Numerical study of the discrete staggered staged sonic jet interaction in a supersonic crossflow

Transverse slot injection has been widely investigated for hypersonic propulsion systems due to the ability to achieve a high degree of fuel-air mixing in supersonic flows in residence-time-limited supersonic combustors. In the present study, a new discrete staggered staged slot injection scheme is proposed, and is investigated in several aspects by solving three dimensional Reynolds-averaged Navier-Stokes equations along with Spalart-Allmaras one-equation turbulence model. The numerical method is first validated by comparing the predicted wall pressure distribution with the experimental data based on the grid independence study.

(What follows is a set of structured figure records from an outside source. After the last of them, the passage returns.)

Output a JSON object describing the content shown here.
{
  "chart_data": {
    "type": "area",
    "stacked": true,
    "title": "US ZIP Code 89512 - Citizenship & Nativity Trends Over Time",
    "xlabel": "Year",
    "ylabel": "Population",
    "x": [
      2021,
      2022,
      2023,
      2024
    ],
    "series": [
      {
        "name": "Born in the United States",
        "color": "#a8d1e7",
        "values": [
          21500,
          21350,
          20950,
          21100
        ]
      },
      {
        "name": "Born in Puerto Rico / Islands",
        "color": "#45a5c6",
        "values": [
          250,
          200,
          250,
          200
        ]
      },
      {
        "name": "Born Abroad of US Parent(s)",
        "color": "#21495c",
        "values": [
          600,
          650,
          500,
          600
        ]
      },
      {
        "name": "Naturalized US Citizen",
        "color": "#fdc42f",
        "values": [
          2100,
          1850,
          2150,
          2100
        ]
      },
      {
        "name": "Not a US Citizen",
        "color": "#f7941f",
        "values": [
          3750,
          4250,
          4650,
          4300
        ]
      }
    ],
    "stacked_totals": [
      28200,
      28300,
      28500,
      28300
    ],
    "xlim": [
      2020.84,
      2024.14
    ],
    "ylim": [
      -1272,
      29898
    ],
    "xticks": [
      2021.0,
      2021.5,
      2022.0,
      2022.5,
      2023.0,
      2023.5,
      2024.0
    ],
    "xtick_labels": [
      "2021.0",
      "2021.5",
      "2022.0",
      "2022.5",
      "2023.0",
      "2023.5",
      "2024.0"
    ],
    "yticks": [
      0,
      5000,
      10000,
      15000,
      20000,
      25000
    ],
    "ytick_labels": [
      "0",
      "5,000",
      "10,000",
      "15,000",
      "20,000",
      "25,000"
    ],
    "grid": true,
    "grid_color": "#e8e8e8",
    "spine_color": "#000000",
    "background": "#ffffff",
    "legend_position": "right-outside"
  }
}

Then, the three dimensional flow field of the discrete staggered staged slot injection is obtained and compared with that of the continuous single slot injection. The preliminary result shows that the current discrete staggered staged slot injection scheme outperforms the continuous single slot injection scheme in terms of the jet-crossflow mixing efficiency at a price of reasonable total pressure loss. Further, the effect of some relevant parameters (such as the number of discrete slots, the distance between the staged slots, the injection angle defined as the angle between freestream and jet) on the performance of the discrete staggered staged slot injection scheme is investigated. The configuration with discrete staged slot number of 4, staged distance of 5 mm and injection angle of 120° is the optimum choice for best performance under the present simulation conditions.